Somewhere up there it was mentioned that the sphere was specifically made a unit sphere — a radius of 1. In doing so, each of the aforementioned intersection points is within the range (-1.0, +1.0). Rather than handling this all with floating-point math, we can speed this along by working with these coordinates in a signed 16-bit integer space (-32768 to +32767). Most operations on these numbers execute in just a single CPU cycle, and any small rounding errors are inconsequential when this is filtered down to pixel space (240 px across/down in the RP2040 example). The scaling operation on each axis of each vector is:
result = input * scale / 65536;
Where input
is a 16-bit value (signed or unsigned), and scale
is 0 to 65536. The interim result of the multiplication expands into 32-bit space, and the division brings it back down to 16-bit fixed-point units. This only works reliably with scaling down, not up. It is vitally important to keep that divide intact and NOT be L33T with a right-shift operation! The compiler, even at a vanilla no-optimization setting, will handle this with an arithmetic shift right instruction that preserves the sign of the input, typically 1 cycle. Division by an arbitrary integer can be an expensive multi-cycle operation, but division by powers-of-two is recognized and automatically handled efficiently.
The default example of the tumbling globe relies on two further table lookups: an arctangent table converts X/Y coordinates to longitudes (texture X coords), and an arcsine table converts Z to latitudes (texture Y coords).
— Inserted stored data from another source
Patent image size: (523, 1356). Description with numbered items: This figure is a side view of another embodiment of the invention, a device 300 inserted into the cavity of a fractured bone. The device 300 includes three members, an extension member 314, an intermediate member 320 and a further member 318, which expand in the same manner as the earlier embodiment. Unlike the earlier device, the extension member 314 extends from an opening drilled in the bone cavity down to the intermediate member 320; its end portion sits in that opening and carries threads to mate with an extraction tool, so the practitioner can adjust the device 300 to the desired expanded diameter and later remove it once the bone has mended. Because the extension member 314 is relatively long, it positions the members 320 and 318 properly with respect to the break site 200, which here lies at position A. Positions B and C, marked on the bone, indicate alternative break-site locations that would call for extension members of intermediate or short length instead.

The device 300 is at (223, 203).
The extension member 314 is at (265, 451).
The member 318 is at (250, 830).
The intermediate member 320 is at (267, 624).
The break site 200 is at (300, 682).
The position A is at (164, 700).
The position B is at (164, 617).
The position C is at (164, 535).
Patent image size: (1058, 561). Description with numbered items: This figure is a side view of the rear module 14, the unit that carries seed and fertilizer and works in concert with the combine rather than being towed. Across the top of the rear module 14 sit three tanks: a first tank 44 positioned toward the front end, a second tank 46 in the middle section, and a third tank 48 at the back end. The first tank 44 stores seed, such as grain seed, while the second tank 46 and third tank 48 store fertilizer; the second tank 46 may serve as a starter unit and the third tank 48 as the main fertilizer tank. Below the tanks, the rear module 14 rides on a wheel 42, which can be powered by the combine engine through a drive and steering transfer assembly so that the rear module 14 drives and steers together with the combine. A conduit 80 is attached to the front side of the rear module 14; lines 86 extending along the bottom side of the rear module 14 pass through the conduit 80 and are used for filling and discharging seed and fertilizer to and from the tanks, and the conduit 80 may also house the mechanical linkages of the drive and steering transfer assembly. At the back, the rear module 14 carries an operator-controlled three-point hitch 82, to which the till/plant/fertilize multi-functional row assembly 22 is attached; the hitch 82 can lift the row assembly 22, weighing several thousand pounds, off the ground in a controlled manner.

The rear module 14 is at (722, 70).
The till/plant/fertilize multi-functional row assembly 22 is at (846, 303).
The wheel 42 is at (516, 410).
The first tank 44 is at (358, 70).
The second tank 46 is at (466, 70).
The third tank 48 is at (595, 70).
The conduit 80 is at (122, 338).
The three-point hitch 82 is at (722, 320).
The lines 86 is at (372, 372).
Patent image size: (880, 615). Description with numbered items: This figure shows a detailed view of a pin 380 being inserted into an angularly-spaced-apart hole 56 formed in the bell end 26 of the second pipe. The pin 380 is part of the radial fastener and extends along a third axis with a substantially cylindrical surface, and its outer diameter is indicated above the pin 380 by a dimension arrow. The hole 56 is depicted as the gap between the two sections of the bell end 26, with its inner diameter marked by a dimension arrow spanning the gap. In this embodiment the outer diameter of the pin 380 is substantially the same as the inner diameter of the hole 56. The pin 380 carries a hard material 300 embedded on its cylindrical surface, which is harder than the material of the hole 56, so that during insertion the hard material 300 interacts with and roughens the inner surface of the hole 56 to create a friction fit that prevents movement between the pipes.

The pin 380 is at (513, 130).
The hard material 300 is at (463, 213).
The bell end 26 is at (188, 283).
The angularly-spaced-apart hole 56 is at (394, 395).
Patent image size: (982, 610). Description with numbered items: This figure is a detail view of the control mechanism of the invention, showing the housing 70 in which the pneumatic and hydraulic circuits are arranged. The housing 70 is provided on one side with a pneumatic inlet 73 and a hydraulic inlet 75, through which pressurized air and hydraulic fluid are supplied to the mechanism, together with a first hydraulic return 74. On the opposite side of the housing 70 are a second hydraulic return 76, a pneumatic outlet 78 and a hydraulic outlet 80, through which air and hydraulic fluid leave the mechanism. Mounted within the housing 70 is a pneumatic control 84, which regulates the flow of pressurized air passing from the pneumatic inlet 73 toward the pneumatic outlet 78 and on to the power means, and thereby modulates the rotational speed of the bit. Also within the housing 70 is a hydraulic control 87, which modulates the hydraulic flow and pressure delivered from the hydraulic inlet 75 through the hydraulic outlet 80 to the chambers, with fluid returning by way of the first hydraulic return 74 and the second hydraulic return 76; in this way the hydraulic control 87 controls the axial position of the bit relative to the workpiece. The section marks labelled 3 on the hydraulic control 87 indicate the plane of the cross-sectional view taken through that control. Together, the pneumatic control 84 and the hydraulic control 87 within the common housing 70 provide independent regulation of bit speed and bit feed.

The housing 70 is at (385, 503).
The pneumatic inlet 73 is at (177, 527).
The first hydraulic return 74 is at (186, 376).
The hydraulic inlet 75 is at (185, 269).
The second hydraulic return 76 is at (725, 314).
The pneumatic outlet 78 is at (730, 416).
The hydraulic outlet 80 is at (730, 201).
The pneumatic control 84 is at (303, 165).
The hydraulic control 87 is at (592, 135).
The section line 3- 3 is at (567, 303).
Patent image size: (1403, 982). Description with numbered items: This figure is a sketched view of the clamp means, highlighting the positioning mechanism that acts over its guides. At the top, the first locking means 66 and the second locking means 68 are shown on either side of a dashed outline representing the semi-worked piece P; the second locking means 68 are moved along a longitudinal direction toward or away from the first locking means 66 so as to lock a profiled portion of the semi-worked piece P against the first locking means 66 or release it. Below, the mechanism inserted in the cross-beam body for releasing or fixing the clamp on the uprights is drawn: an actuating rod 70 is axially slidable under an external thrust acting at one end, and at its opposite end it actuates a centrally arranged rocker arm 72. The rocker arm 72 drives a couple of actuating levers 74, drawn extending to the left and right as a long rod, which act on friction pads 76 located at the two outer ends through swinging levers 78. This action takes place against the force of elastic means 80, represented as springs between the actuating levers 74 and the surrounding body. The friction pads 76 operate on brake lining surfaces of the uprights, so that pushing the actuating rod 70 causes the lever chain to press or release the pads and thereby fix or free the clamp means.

The drawn sphere is 240 pixels across. In order to wrap around the globe without conspicuous texture artifacts, the texture width should be at least 240*π or 754 pixels. The example texture is 800x400 to round up to a simple figure, and to demonstrate that it’s not necessary to use powers of two. But if you want to operate on a powers-of-two constraint, the code could be modified to use a shift or divide and save a few cycles per pixel. I just chose not to. Because everything is always using powers-of-two constraints.
The arcsine thing is to make sure there’s adequate texture resolution at the poles and also to “wrap” the texture intuitively — it works about the way one would expect if you’ve done any 3D rendering. Cartographically it’s a plate carrée projection. If one only needs to revolve this in such a way that the poles aren’t viewed directly but only edge-on, some cycles and texture space could be freed up by eliminating the arcsin lookup and using Z directly (scaled or shifted to the texture resolution). Less intuitive to work with but with benefits in some situations. Cartographically this one’s a Lambert cylindrical projection. Not shown in the code, it’s left as an exercise to the reader.